Some things that will only slightly impact your credit:
- Credit Inquiries – how many times someone has run your credit. This is likely when you’ve applied for a loan or to take out credit. Every time you apply for a new credit card, you’re going to get a hard inquiry. Keep in mind that soft inquiries (like checking Creditkarma) do not impact your credit.Ideally you would like to have 0, but that’s not always possible. Having 1-2 is still considered good, while 3-4 is so-so. 5-8 is poor, and 9+ is very poor.
- Be careful when you’re applying for loans. If you’re shopping around for cars, don’t let them run your credit unless you are really serious about the car. Don’t have your credit run at multiple locations. These inquiries will stay on your report for 2 years.
- Total Accounts – think of this as like your credit portfolio. This shows lenders that you’ve been around the block a little bit and you know how it all works. If you only have one credit card for your score to go by, this will mean that you have one account. That would not be good. Anything over 21 is considered good.

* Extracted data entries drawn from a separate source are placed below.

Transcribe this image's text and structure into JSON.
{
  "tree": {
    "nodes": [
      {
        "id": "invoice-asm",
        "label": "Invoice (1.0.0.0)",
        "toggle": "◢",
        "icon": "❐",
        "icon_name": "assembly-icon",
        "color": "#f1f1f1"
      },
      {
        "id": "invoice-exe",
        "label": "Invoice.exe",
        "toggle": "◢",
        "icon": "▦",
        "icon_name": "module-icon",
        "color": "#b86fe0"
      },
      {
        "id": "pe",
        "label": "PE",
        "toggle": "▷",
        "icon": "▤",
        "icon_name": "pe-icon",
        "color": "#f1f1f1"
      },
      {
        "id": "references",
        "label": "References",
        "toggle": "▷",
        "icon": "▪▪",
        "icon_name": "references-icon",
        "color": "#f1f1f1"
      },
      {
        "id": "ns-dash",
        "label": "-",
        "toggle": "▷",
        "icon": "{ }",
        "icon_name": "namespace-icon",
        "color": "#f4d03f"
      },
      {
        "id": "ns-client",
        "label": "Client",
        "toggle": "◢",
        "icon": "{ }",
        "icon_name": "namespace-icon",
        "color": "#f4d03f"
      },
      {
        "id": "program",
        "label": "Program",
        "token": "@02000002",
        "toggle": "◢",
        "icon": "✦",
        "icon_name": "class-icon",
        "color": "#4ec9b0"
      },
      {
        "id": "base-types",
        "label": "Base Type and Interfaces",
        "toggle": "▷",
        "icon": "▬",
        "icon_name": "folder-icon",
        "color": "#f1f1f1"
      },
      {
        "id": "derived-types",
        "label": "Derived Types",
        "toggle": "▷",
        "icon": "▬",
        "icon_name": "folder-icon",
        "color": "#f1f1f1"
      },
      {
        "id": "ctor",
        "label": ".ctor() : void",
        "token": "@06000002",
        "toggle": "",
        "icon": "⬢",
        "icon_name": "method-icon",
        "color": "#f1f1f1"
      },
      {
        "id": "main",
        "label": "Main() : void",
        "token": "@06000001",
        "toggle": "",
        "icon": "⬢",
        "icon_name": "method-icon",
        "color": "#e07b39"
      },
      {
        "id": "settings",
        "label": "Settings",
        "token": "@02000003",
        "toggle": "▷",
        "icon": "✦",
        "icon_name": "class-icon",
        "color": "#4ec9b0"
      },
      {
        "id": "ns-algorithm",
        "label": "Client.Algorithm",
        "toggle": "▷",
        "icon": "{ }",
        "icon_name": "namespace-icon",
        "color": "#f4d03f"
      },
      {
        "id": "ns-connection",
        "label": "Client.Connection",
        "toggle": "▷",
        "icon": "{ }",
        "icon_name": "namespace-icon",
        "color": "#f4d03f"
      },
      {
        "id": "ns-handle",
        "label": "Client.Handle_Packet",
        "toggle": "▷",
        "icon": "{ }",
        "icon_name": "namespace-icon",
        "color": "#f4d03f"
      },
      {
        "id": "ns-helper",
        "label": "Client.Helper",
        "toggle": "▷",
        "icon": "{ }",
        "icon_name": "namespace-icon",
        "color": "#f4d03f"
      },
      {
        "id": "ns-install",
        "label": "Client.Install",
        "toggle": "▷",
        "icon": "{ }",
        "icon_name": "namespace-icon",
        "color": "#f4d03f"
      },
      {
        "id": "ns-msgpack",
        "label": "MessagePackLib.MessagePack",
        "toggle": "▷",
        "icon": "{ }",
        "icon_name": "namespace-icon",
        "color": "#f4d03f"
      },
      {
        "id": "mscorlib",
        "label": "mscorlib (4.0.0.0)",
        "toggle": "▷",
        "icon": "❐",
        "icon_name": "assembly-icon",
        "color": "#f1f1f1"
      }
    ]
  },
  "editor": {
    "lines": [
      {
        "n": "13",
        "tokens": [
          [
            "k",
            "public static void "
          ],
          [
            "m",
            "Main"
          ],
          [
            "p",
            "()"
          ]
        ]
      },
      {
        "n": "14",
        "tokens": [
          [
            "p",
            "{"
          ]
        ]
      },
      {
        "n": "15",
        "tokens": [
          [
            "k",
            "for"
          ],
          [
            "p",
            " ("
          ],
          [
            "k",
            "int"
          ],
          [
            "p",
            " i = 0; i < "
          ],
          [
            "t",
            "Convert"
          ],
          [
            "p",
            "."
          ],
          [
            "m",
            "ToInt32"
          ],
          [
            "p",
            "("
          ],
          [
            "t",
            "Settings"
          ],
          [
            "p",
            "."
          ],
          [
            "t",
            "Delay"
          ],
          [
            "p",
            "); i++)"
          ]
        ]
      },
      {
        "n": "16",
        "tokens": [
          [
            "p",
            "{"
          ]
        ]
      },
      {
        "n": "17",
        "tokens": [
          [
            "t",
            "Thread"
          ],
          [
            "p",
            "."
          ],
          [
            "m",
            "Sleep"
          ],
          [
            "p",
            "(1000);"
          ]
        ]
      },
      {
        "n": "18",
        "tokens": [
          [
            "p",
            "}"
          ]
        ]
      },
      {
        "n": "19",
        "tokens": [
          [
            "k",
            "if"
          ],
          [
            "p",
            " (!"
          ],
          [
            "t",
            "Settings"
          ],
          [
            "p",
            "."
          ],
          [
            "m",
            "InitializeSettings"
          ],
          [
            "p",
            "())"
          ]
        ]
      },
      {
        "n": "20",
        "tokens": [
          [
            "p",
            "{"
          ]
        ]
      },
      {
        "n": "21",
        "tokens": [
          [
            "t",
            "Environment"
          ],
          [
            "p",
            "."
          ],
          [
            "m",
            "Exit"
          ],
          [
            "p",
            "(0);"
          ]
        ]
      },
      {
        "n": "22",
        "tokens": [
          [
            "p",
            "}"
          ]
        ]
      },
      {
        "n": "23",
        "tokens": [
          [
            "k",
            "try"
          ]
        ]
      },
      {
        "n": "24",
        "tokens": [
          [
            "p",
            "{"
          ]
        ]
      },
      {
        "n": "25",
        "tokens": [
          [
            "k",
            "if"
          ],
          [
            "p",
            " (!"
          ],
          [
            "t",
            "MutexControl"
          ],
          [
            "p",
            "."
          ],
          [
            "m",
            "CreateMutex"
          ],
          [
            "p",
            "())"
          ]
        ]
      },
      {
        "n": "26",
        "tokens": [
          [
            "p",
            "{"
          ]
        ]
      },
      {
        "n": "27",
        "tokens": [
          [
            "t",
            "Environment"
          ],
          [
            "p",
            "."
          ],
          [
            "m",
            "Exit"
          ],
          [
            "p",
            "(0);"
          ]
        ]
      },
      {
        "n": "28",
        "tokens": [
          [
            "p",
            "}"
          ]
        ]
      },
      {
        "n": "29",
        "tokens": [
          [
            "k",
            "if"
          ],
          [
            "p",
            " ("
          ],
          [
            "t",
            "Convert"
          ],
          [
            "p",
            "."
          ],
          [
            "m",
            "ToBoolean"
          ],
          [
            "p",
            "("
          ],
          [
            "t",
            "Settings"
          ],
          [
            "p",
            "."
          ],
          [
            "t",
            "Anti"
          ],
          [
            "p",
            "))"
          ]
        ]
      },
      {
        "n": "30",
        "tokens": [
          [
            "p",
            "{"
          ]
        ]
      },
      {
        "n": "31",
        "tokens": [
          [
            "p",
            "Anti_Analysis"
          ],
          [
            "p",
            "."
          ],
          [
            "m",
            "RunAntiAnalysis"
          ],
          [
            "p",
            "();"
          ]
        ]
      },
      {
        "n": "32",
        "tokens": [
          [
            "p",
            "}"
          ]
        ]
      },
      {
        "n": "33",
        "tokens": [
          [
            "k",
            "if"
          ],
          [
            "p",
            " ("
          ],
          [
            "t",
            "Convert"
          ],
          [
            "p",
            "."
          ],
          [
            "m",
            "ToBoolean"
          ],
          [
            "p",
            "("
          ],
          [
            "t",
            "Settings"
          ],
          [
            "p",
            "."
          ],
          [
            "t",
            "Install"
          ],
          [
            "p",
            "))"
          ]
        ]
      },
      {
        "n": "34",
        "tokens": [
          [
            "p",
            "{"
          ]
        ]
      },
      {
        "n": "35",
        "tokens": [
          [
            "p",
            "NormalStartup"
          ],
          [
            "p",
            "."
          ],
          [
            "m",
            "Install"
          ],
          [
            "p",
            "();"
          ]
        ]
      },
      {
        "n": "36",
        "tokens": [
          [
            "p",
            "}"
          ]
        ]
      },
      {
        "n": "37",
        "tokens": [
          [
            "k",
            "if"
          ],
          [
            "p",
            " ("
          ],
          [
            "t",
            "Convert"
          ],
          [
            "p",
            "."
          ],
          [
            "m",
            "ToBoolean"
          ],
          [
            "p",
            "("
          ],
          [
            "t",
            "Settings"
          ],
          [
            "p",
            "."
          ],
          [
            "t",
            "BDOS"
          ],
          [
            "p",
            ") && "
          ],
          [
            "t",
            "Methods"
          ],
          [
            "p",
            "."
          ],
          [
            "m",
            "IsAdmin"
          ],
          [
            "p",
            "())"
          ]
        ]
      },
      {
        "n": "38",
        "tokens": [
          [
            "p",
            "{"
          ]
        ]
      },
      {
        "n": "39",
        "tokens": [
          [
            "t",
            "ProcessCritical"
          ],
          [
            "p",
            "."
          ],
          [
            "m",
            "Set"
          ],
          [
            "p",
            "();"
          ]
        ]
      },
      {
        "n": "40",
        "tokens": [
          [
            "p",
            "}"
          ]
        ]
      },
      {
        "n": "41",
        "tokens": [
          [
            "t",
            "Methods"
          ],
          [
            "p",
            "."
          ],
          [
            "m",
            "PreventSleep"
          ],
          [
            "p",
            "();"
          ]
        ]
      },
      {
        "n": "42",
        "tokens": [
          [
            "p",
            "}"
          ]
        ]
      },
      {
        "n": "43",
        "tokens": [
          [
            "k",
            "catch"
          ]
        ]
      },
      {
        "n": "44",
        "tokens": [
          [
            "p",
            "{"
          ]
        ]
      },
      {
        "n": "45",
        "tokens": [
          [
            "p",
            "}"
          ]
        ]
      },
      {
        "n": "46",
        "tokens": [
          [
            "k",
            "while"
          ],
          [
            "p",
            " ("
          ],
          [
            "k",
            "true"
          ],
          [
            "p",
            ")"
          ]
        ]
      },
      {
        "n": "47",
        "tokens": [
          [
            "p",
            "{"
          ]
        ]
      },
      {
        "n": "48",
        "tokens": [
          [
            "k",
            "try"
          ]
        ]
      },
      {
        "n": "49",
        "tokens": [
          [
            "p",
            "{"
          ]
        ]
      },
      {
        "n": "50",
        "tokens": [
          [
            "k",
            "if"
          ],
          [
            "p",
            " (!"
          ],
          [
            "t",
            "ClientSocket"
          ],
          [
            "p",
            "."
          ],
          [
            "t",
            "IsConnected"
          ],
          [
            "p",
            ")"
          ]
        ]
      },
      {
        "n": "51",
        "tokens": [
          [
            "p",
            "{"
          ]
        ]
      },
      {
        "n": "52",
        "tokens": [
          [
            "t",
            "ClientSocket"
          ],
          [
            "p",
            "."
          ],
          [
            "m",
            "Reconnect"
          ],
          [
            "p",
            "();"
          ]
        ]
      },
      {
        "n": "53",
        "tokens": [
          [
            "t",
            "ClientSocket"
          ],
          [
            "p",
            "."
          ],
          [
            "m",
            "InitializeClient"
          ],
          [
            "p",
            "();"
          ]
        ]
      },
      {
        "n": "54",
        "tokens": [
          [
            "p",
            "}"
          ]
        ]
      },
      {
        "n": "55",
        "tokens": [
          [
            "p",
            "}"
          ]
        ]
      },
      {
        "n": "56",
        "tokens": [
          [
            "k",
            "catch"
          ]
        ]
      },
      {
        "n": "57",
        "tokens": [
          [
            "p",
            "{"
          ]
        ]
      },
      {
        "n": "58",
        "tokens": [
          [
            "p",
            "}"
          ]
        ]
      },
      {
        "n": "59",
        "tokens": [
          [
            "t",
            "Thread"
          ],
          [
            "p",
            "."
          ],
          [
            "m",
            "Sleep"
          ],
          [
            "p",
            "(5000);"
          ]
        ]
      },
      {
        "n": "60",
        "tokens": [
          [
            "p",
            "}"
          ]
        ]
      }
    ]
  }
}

- I have 29, and apparently more than 100% of people my age in my state. You can get more accounts by having taken and paid off loans, having a few credit cards, etc. The total number of accounts will include open and closed lines. So you get credit here for loans that you’ve paid off. If you have more than 21 accounts, you’re in the clear! 11-20 is still considered good. 6-10 is considered poor, and 5 or less is considered very poor.
Build Your Score
Everyone is going to have a different strategy to boost their scores, so I won’t go into much detail here. You have to figure out what your strategy will be by doing this:
- Learn Your Score
- See What is Hurting Your Score
- List What you can do to Improve it
- Do those things!
For example, if you see that you haven’t been making enough on-time payments, this needs to be your number one priority. Set up automatic billing (but check your bank account every month to make sure it’s actually paid), make a payment calendar, etc.
You want to work your way down the impact hierarchy. Have you done everything you can in the “high impact” range? Then move on, until you have done literally everything you can. Even then, your credit should only improve over time.